As a chemical engineer by training, I am excited and qualified to teach core coursework in transport phenomena, thermodynamics, fluid mechanics, chemical kinetics and process dynamics and control courses at all levels. I also look forward leveraging my research experience and interests to develop and teach electives in soft matter physics, polymer science and engineering, non-Newtonian fluid dynamics, additive manufacturing, and nonequilibrium statistical mechanics.
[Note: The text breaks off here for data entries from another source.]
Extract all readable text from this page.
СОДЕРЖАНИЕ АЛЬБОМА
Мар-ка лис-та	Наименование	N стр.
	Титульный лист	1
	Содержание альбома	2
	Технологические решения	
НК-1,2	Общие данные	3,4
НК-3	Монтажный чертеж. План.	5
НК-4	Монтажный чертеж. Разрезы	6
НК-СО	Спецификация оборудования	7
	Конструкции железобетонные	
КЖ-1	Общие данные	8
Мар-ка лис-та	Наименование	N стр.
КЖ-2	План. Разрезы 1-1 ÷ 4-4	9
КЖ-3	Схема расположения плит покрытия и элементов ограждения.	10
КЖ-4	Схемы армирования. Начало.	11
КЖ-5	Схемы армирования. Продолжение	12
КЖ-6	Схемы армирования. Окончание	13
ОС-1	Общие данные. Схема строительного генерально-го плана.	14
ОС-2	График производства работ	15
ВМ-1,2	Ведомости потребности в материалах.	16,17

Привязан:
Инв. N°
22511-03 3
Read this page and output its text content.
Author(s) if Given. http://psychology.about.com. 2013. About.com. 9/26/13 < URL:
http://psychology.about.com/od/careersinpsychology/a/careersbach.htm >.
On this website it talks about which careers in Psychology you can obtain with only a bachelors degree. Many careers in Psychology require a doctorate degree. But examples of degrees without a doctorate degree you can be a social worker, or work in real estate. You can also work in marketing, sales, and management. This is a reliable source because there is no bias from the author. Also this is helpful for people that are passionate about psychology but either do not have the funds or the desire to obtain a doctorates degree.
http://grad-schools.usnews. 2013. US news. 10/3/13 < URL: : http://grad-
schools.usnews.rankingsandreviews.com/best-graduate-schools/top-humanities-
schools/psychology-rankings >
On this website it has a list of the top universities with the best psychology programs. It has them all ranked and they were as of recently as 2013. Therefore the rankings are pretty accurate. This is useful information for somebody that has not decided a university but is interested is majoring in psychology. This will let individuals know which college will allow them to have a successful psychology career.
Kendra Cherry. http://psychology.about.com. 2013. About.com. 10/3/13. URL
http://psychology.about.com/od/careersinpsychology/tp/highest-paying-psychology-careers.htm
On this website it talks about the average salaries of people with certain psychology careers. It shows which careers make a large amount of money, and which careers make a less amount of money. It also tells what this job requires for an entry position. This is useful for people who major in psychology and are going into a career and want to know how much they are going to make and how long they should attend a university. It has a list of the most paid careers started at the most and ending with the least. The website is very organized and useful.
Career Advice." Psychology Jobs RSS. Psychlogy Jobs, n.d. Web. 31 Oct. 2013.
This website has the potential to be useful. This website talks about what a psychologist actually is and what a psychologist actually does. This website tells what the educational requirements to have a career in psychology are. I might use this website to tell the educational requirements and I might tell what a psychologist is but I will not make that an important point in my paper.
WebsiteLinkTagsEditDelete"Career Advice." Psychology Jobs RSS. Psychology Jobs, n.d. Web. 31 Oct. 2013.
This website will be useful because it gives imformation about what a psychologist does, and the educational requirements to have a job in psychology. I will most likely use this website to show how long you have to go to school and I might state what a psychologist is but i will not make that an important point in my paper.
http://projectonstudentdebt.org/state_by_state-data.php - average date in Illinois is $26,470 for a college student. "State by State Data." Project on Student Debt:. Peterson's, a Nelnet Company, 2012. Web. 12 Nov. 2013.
My teaching extends beyond the classroom into the laboratory, and I aim to engage students and postdoctoral researchers in my group to participate in interdisciplinary research approach toward soft-matter materials engineering, by drawing expertise in chemical engineering, physics, materials science, and bioengineering.

Teaching Experience:

• Advanced Heat and Mass Transfer (Illinois ChBE), Teaching Assistant (2016)
• Advanced Fluid Dynamics (Illinois ChBE), Teaching Assistant (2015)
• Momentum and Heat Transfer (Illinois ChBE), Teaching Assistant

Service:

I am committed to make contributions towards promoting a diverse, equitable, and inclusive learning environment. At the University of Illinois, I organized ChBE graduate research symposium and invited departmental alumni from both academia and industrial background as guest judges to engage students with researchers from diverse scientific fields. To provide a welcoming campus community for all students, I volunteered at University of Illinois global leader (GLOBE) where I led weekly gatherings for newly arrived international students. At Stanford University, I volunteered as mentor at Stanford Micro-Internship (SLI) mentoring program, where I mentored an under-represented, financially challenged college student to advance his skills in future career. I also participated in Stanford research for undergraduate (REU) program, where I mentored Stanford undergraduate students who have no prior research experiences with an aim to inspire them to pursue education and research in STEM. As a postdoc in DeSimone Lab at Stanford University, I have mentored 7 graduate students and undergraduate students in total and am continuously developing my mentoring skills. In 2022, in pursuit to recognize the contributions of diverse researcher in polymer science and engineering, I accepted a role as a co-chair at 2022 ACS PMSE seminar. I deeply value the richness of scientific communities and I hope to contribute to their sustained growth.